Former Google boss Eric Schmidt has declared Britain the world leader in e-commerce, adding that he can see no reason why £100bn technology start-ups couldn't be founded in the country. The 60-year-old, now executive chairman of Google's parent company Alphabet, said it is the UK's "regulatory environment" and role within Europe that boosted its reputation within the tech sector.

"Britain is the leader in e-commerce in the world, far ahead of the United States," he told Radio 4's Today programme. "Britain has every aspect to build £1bn, £10bn, £100bn companies."

Explaining why conditions in the UK are perfect for technology growth, Schmidt said: "You have the right regulatory environment. You've got the right role within continent. Look at the e-commerce plays and service plays that are now happening in London."

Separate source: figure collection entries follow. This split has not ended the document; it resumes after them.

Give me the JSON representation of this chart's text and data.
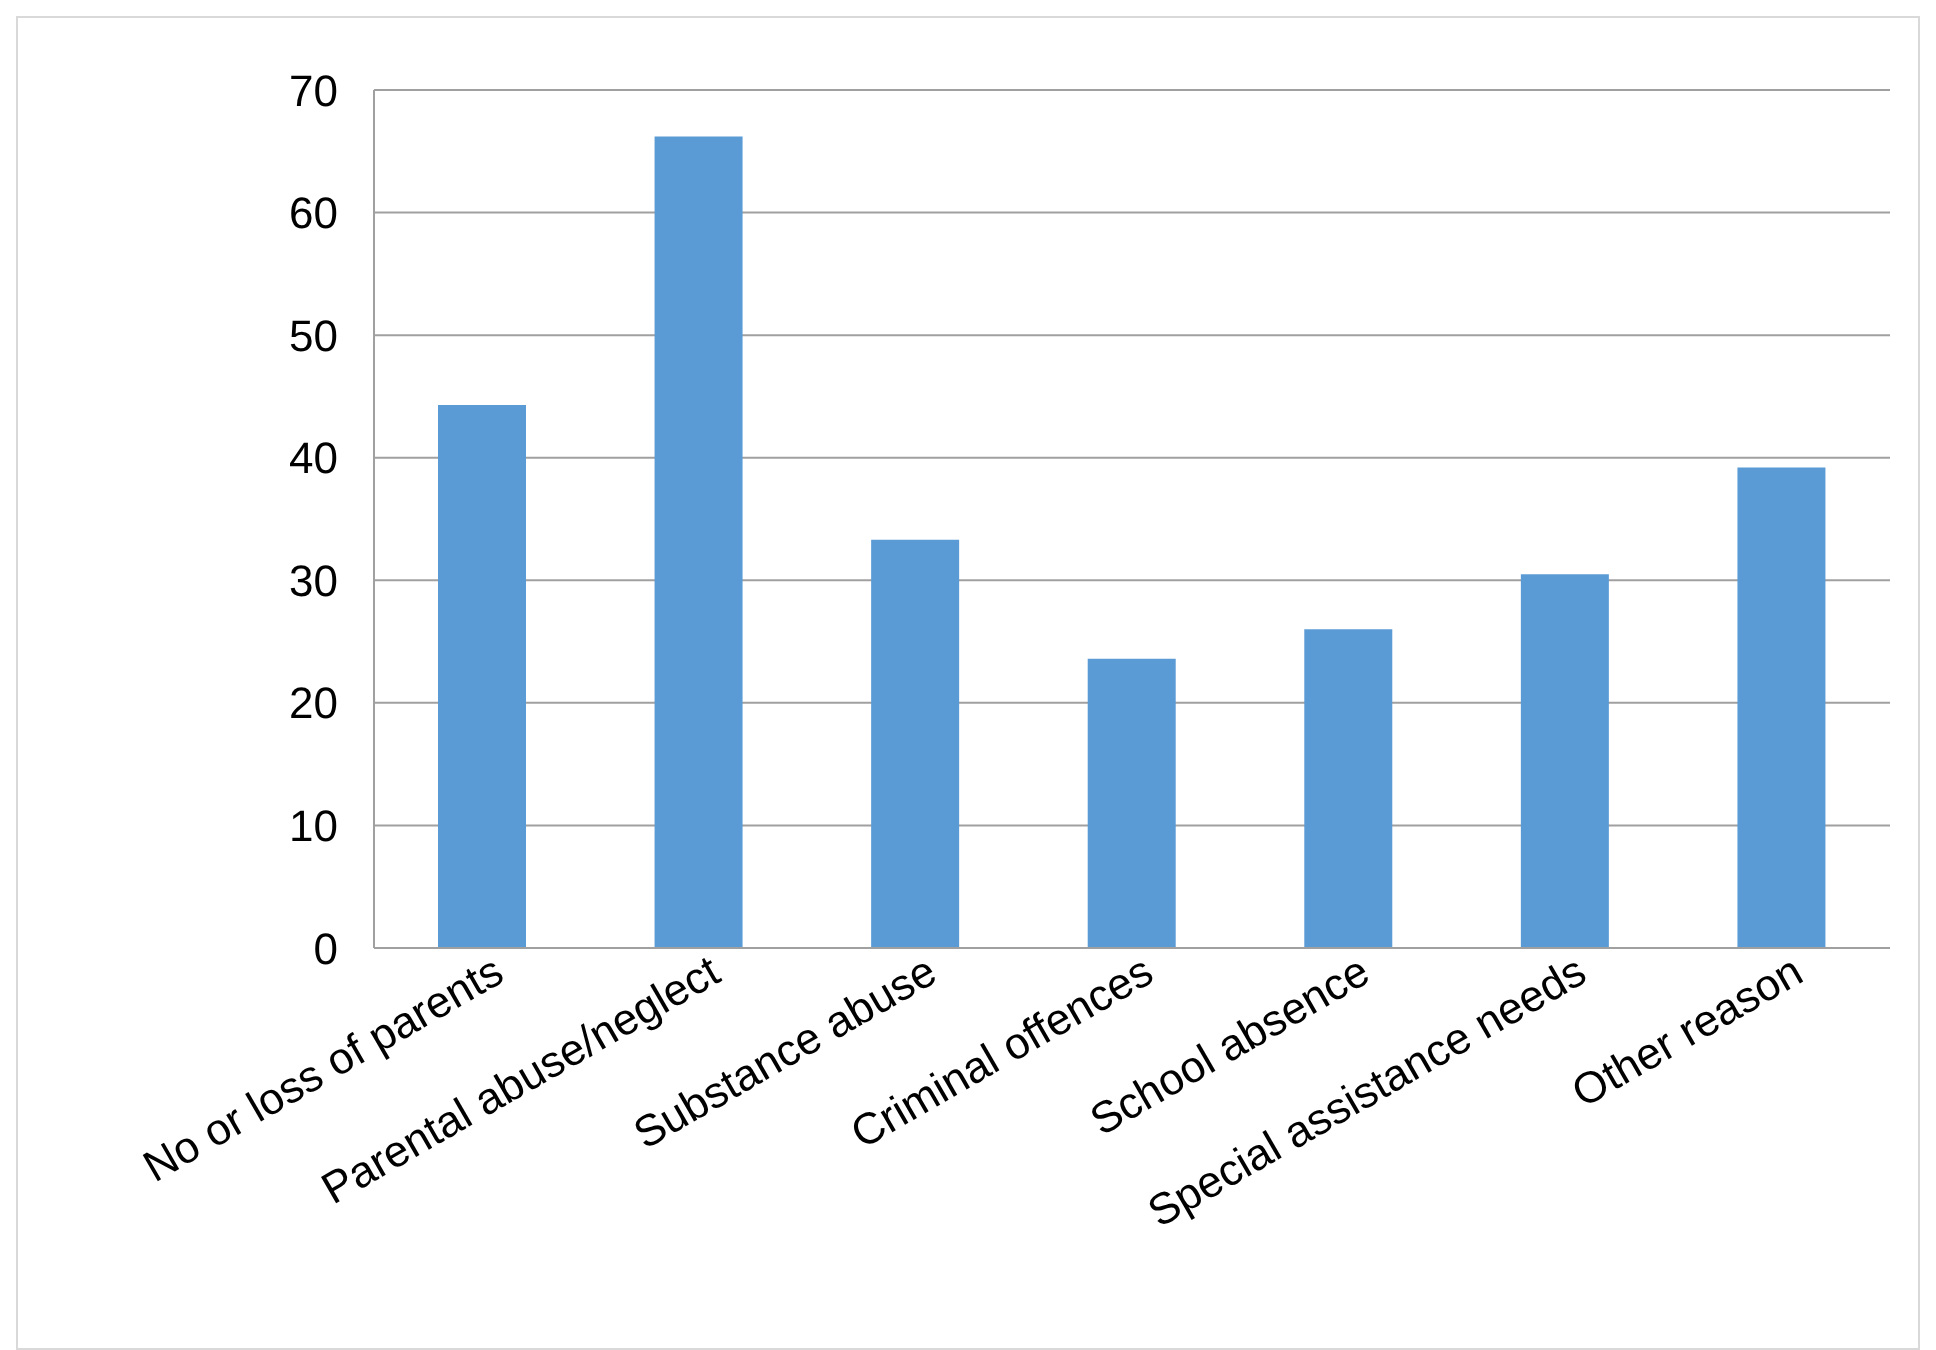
{
  "chart_data": {
    "type": "bar",
    "categories": [
      "No or loss of parents",
      "Parental abuse/neglect",
      "Substance abuse",
      "Criminal offences",
      "School absence",
      "Special assistance needs",
      "Other reason"
    ],
    "values": [
      44.3,
      66.2,
      33.3,
      23.6,
      26.0,
      30.5,
      39.2
    ],
    "color": "#5b9bd5",
    "ylim": [
      0,
      70
    ],
    "yticks": [
      0,
      10,
      20,
      30,
      40,
      50,
      60,
      70
    ],
    "grid": "y"
  }
}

He also outlined why European nations would struggle to compete with Britain in coming years, saying: "Europe is pushing on a European digital single market and in the timeframe of you building a small start-up, the Europeans will figure out a way of building a single digital market for your products." He added there were no barriers to launching "a European-scale corporation that is larger than a US-scale corporation".

He said British technology entrepreneurs could learn a few lessons from America, however, in particular not selling their companies too early and reducing the prospect of them becoming "very, very big" as more commonly happens in America. "If you have a strong franchise that's growing quickly, you're probably better off waiting a while [before selling]," he said.

Schmidt also gave advice to would-be tech entrepreneurs, saying: "The only thing that matters is the product quality." He also said fledgling companies should fully embrace social media in order to reduce spending on marketing and advertising, which will level the playing field with bigger brands. If you have three people and a vision, you should be able to raise funds from friends and family, crowdfunding and early venture groups."

Schmidt did go on to say it was key to keep the actual building of the product in-house, though, adding businesses whose developers have a vested interest tend to do significantly better than those who use third-party designers.